Jane stared after him a moment. “T- thank you,” she called out halfheartedly, but there was no sign that he’d heard her. Puzzled and feeling slightly lightheaded, she adjusted the kasa and trudged her weary way toward the gas station.

Jane looked at her map again and ran a hand over her forehead. What planning genius had forgotten to name the roads? There was a name for each section of the city, and there were a few numbers, and that was the only clue she had. And it was like that through the whole country. The Japanese were clearly insane, she decided. It was too bad, because they were so very polite, but they had to be insane.

How do you deliver a letter without a street address? How do you say to a taxi driver what road to look for? What if, like Jane herself, you’re new to the area and need to find one single building in the mesh of maddening crisscrosses? It was bad enough that cars tended to drive on the sidewalks and that the side of the road was lined with a gutter full of rushing water that was just perfect for tripping and falling into if your heel caught on the ridiculously patterned pavement. Honestly, if the engineers had time to design those intricate spirals of pink and green cobblestones, you’d think they would take two seconds to give the streets names.

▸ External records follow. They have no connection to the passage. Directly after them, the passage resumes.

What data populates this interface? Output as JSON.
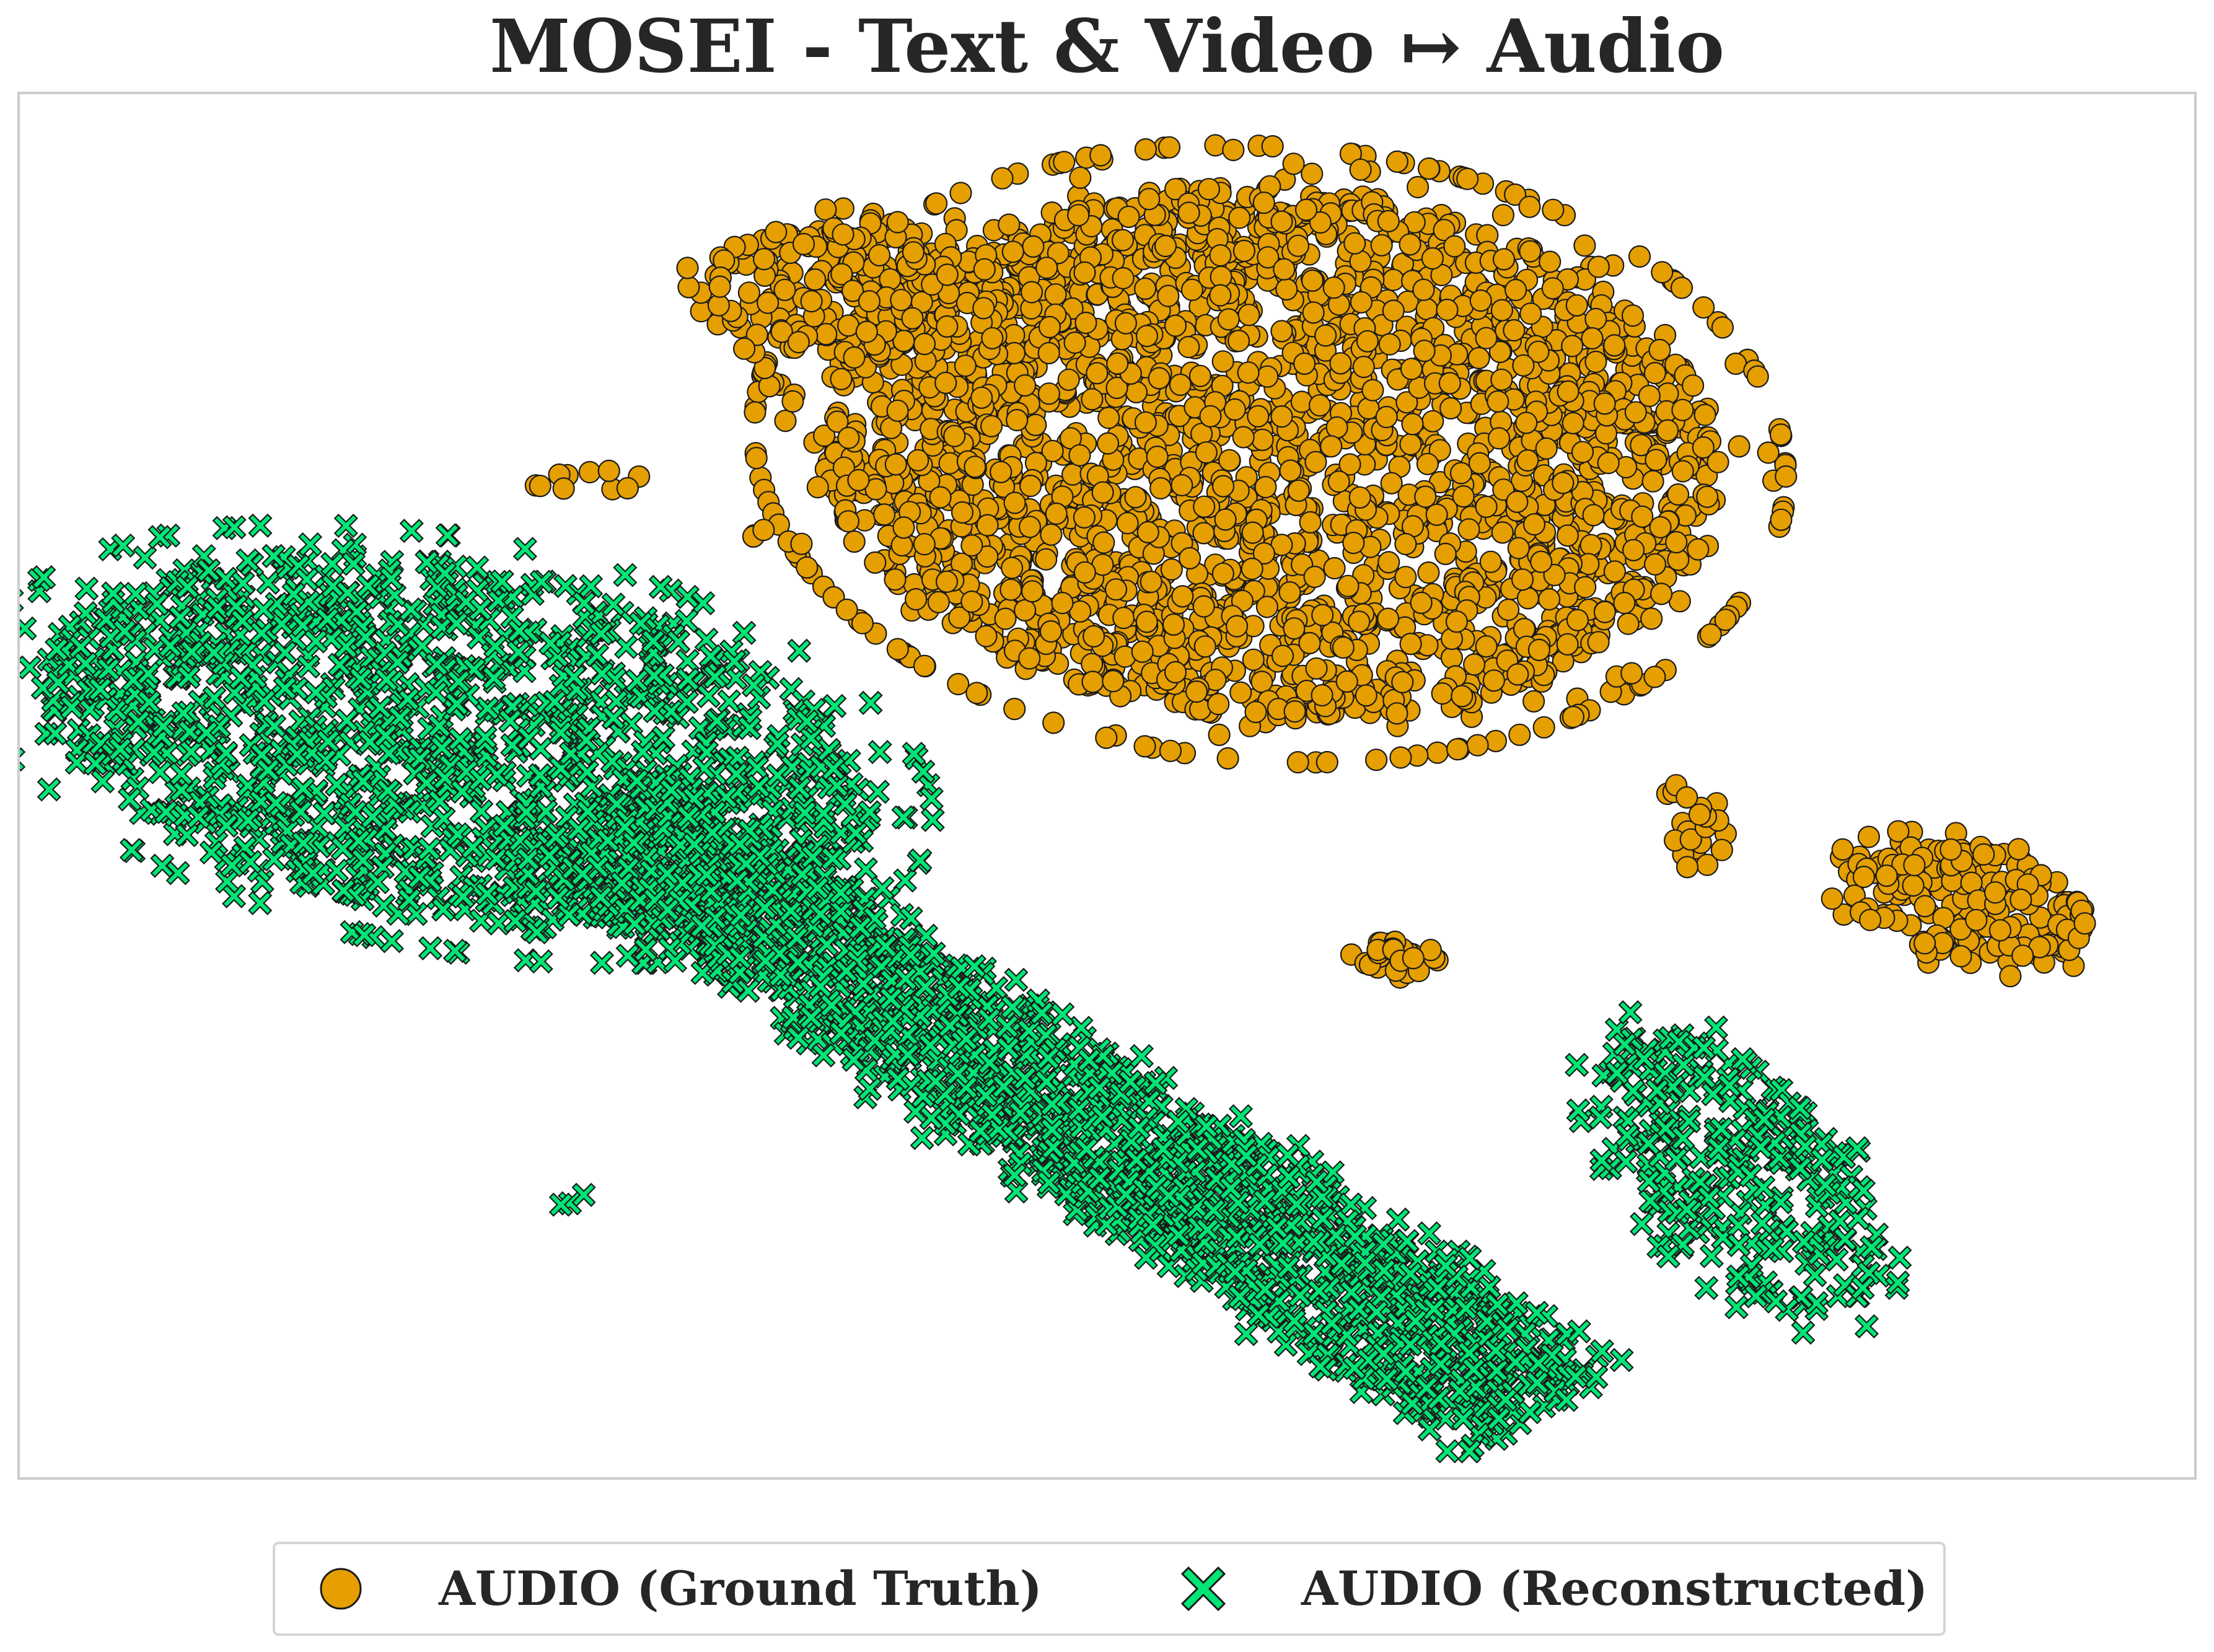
{
  "chart_data": {
    "type": "scatter",
    "title": "MOSEI - Text & Video ↦ Audio",
    "xlabel": "",
    "ylabel": "",
    "grid": false,
    "legend_placement": "bottom-center",
    "xlim": [
      0,
      100
    ],
    "ylim": [
      0,
      100
    ],
    "series": [
      {
        "name": "AUDIO (Ground Truth)",
        "marker": "circle",
        "color": "#E69F00",
        "edge_color": "#1a1a1a",
        "clusters": [
          {
            "shape": "ellipse",
            "cx": 57.5,
            "cy": 74.0,
            "rx": 21.0,
            "ry": 19.0,
            "rotation": -26,
            "count": 2600
          },
          {
            "shape": "ellipse",
            "cx": 38.5,
            "cy": 86.0,
            "rx": 7.0,
            "ry": 5.0,
            "rotation": 0,
            "count": 260
          },
          {
            "shape": "ellipse",
            "cx": 89.5,
            "cy": 41.5,
            "rx": 6.0,
            "ry": 4.0,
            "rotation": -30,
            "count": 200
          },
          {
            "shape": "ellipse",
            "cx": 63.5,
            "cy": 37.5,
            "rx": 2.0,
            "ry": 1.4,
            "rotation": 0,
            "count": 28
          },
          {
            "shape": "ellipse",
            "cx": 77.0,
            "cy": 47.0,
            "rx": 1.5,
            "ry": 3.0,
            "rotation": 0,
            "count": 24
          },
          {
            "shape": "ellipse",
            "cx": 26.0,
            "cy": 72.0,
            "rx": 3.0,
            "ry": 0.7,
            "rotation": 0,
            "count": 10
          },
          {
            "shape": "ellipse",
            "cx": 34.0,
            "cy": 68.5,
            "rx": 0.4,
            "ry": 0.8,
            "rotation": 0,
            "count": 3
          }
        ]
      },
      {
        "name": "AUDIO (Reconstructed)",
        "marker": "x",
        "color": "#00E676",
        "edge_color": "#1a1a1a",
        "clusters": [
          {
            "shape": "ellipse",
            "cx": 20.0,
            "cy": 53.0,
            "rx": 20.0,
            "ry": 12.5,
            "rotation": -22,
            "count": 1300
          },
          {
            "shape": "band",
            "x0": 26.0,
            "y0": 48.0,
            "x1": 70.0,
            "y1": 5.0,
            "width": 9.0,
            "count": 1700
          },
          {
            "shape": "ellipse",
            "cx": 79.0,
            "cy": 22.0,
            "rx": 5.0,
            "ry": 11.0,
            "rotation": 25,
            "count": 280
          },
          {
            "shape": "ellipse",
            "cx": 25.5,
            "cy": 20.0,
            "rx": 0.8,
            "ry": 0.6,
            "rotation": 0,
            "count": 3
          }
        ]
      }
    ]
  },
  "legend": {
    "items": [
      {
        "label": "AUDIO (Ground Truth)",
        "marker": "circle-marker"
      },
      {
        "label": "AUDIO (Reconstructed)",
        "marker": "x-marker"
      }
    ]
  }
}
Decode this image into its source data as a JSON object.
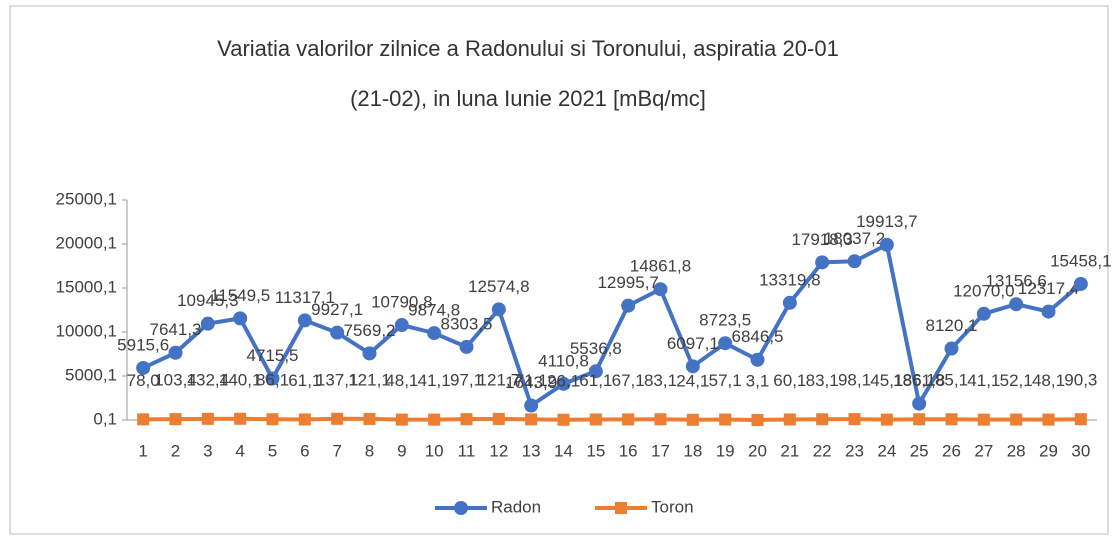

As it was, Jane was wedged in between a series of ugly-looking office buildings and a seemingly endless array of rice fields. Between horizontal and vertical, only a strip of highway keeping urban and rural from running all over each other in a sticky mess. America didn’t let its farms get this close to the cities. It ruined the whole idea of pristine farmland. Clearly the Japanese were insane.

That said, she loved them, and had loved them for years, which she figured gave her the unique ability to call them insane and know precisely what she was talking about. She couldn’t wait to get out of school and into this country doing what she did best, talking and teaching and translating. Now here she was, with a school-subsidized apartment waiting for her somewhere in this tiny town at the foot of a row of brown, muddy mountains, and aside from the man at the station who had cheerfully informed her at 9 a.m. that he was drunk, she had yet to have contact with a single local. And she was lost.

So far, Japan was failing to meet expectations.